2/15/10

DEMO

Wednesday morning's class asked for a demo on pouring miskit and pouring paint to create a background for a painting. Steve Blackburn introduced this technique, winning major awards with his paintings. He also teaches workshops to help artists discover how to create this unique look.

First, a small blop of miskit was placed on the paper, and immediately the edges of that miskit blop were lightly spritzed with water to make the miskit trail out into those spritzes. The paper was turned and tilted to encourage a random miskit pattern. Eventually, the white paper had miskit trailings crawling over much of the surface. (See Steve's website for better instructions.)

When the miskit had dried, watercolor paint was poured over the paper and allowed to mingle with other colors which were added while still wet. For this one, warm colors were poured first over most of the paper first. Then when they were completely dry, cool colors were poured in chosen areas, with soft edges created with a sprayer. The whole paper was covered with paint, leaving no pure white areas anywhere. When all the paint was dry, the miskit was removed to reveal intricate patterns of whites which would play an important role in the painting.

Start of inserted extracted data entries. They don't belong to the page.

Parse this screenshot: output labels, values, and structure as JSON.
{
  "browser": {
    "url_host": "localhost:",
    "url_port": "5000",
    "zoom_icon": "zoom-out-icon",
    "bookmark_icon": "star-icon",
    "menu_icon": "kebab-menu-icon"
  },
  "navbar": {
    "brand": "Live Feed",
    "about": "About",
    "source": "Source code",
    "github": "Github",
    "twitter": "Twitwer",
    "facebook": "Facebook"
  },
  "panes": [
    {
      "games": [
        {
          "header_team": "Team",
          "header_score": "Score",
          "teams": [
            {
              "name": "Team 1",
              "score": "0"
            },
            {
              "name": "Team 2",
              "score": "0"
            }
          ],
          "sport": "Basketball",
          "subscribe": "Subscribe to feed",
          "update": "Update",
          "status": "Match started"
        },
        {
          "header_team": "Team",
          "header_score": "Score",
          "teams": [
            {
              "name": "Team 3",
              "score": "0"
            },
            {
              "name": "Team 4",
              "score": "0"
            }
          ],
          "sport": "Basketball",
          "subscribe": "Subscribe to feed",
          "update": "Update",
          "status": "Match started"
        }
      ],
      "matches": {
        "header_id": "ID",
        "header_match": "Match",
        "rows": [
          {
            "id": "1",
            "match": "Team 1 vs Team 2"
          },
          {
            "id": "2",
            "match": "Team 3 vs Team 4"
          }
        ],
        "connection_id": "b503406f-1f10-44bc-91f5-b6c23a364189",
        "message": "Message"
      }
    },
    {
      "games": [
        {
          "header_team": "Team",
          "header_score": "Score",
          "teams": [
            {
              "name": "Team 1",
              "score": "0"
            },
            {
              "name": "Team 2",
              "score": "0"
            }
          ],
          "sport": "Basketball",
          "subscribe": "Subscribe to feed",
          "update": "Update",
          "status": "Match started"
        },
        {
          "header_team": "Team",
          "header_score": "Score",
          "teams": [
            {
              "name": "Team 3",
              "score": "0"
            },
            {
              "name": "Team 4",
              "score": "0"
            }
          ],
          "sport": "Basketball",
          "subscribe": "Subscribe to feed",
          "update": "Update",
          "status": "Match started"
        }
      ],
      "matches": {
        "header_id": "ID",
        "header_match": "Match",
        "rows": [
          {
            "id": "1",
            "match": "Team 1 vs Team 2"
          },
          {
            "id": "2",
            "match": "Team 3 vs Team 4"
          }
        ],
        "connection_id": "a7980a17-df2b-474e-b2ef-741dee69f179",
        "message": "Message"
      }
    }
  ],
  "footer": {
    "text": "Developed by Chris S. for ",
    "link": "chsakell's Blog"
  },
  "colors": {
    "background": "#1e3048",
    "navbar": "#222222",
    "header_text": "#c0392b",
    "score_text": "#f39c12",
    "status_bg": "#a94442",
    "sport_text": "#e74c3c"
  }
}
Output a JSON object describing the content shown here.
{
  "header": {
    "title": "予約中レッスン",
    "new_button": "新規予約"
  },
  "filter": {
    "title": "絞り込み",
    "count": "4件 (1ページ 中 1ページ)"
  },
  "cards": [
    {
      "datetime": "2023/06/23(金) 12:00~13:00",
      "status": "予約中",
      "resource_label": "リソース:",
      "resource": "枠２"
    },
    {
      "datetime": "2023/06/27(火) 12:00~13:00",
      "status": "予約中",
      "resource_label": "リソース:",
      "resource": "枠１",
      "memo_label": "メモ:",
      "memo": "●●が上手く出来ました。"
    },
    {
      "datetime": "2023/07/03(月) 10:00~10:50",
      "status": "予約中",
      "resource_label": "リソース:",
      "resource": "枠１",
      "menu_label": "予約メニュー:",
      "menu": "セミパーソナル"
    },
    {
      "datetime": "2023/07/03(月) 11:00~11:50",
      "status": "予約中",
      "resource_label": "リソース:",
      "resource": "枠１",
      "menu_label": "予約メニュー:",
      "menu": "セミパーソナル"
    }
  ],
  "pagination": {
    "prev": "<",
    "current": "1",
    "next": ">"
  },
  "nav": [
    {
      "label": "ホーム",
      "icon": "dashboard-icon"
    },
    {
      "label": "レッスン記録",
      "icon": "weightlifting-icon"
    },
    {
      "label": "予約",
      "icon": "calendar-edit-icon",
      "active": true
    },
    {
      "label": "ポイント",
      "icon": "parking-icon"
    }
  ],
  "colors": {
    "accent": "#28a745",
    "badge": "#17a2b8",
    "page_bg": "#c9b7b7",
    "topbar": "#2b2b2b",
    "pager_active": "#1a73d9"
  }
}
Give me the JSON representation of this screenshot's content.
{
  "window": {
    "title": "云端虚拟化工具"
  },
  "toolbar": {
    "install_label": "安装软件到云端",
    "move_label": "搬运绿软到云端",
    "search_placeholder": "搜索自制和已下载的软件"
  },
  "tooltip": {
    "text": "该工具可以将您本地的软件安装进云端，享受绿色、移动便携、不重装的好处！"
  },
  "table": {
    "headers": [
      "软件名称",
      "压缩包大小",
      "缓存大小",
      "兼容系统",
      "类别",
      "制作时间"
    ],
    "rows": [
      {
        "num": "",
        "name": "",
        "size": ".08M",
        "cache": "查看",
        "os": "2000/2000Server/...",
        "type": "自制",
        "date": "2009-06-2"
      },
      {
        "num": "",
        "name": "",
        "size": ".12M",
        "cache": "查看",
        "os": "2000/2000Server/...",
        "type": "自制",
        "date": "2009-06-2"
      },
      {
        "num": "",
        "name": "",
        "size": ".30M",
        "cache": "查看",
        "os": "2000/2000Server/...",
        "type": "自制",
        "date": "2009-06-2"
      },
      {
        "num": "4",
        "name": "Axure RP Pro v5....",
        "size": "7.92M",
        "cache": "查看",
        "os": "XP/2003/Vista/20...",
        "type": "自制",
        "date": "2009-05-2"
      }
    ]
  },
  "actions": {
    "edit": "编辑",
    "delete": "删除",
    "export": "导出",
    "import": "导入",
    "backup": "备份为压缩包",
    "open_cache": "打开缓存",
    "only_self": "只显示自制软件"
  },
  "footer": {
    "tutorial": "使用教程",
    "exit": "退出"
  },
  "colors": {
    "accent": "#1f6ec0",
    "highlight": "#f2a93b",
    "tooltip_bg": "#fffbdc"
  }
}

The drawing was done next, as well as a small value study in black and white. Once the painting began, the idea was to preserve as much as the original poured areas as possible and to include some of the white patterns within the focal area. Negative shapes behind the subject must be painted in, as well as darker areas within the subject - like the shapes on the giraffes, the eyes, etc.

Check out another master at this process. Kathy Wirth has adapted this technique to her own style of painting and creates breathtaking and unique florals, pouring miskit and paint first before 'pulling' out the flowers almost magically from the poured surface.

It's a lot more difficult than it looks to create beautiful art this way. The challenge always seems to be to NOT PAINT what you are painting. That's sure confusing, but it's true. To let the beauty of those original pours be the highlight of the painting, they should remain untouched in the focal area as well as in other parts of the painting. This process is a great way to shift an artist's thinking from painting things like flowers or giraffes, into painting shapes of lights and darks.

These giraffes were finished last week during a snow storm, and today we're getting a lot more snow again. It'll be a great day to paint on YUPO and watch the birds.

"TWO FOR LUNCH" Transparent Watercolor on Hot Pressed Crescent Premium Watercolor Board, 20 x 30"

13 comments:

Kathy Wirth said...

Thanks for the link to my blog and the nice comments about my poured miskit paintings. Love the giraffes!

Hope to see you tomorrow!!

Dawn said...

very cool Sandy, love the giraffes!

Joyfulartist said...

I have never tried usint misket that way, I shall have to give it a go. I love the results you get. I have used misket with a bruch to save parts of a painting and then poured. It sounds messy but fun. You certainly got great results. Thanks for the links, too.

Billie Crain said...

Sandy, you post the most amazing, creative 'out-of-the-box; ideas! Your giraffes are incredible and thanks so much for posting those links.:)

Debbie said...

For someone who just loves animals and lives in a country so accessible to them, I'm in awe of this painting and the wonderful technique used.... this would work well with Elephant too. Lovely post! Thanks a ton, it's quite insightful!

meera said...

The giraffes are beautiful and thanks for the detailed instructions and tip about spraying water to the edges. . Is there a particular brand/kind of miskit that does the job better than others?

Sandy Maudlin said...

Thanks so much, each of you for stopping by to say HI to the giraffes. Meera, I use a thinner miskit that Nita Engle always uses, called Pebeo Drawing Gum. I add a drop or two of water too it, too, to help it flow easier.

Christiane Kingsley said...

The giraffes are gorgeous and I love the depth of the background as a result of your miskit.
Thank you for the detailed instructions.
I hope that you will soon be enjoying warmer weather.

A Brush with Color said...

amazing! this is beautiful! So interesting.

Jeanette said...

This is a wonderful piece. Soft colours and flowing colours.

Using misket is an interesting concept and quite effective. Oh no! SOmething else to play with!! :)

javi said...

Hola Sandy, tus pinturas son muy buenas, me encanta la variedad de técnicas y materiales que dominas, especialmente las acuarelas que pintas con tanta sencillez, mimo, luz y efectos increibles.Saludos

Doris Glovier said...

I absolutely love your giraffe painting. I have been tempted to try this method before. Now I must!

Deb Léger said...

I love, love, love these giraffes! The colours work soooooo beautifully together. You are a master as choosing colours that work so superbly together. I always admire that about your work. The colours just always reach out and grab me!!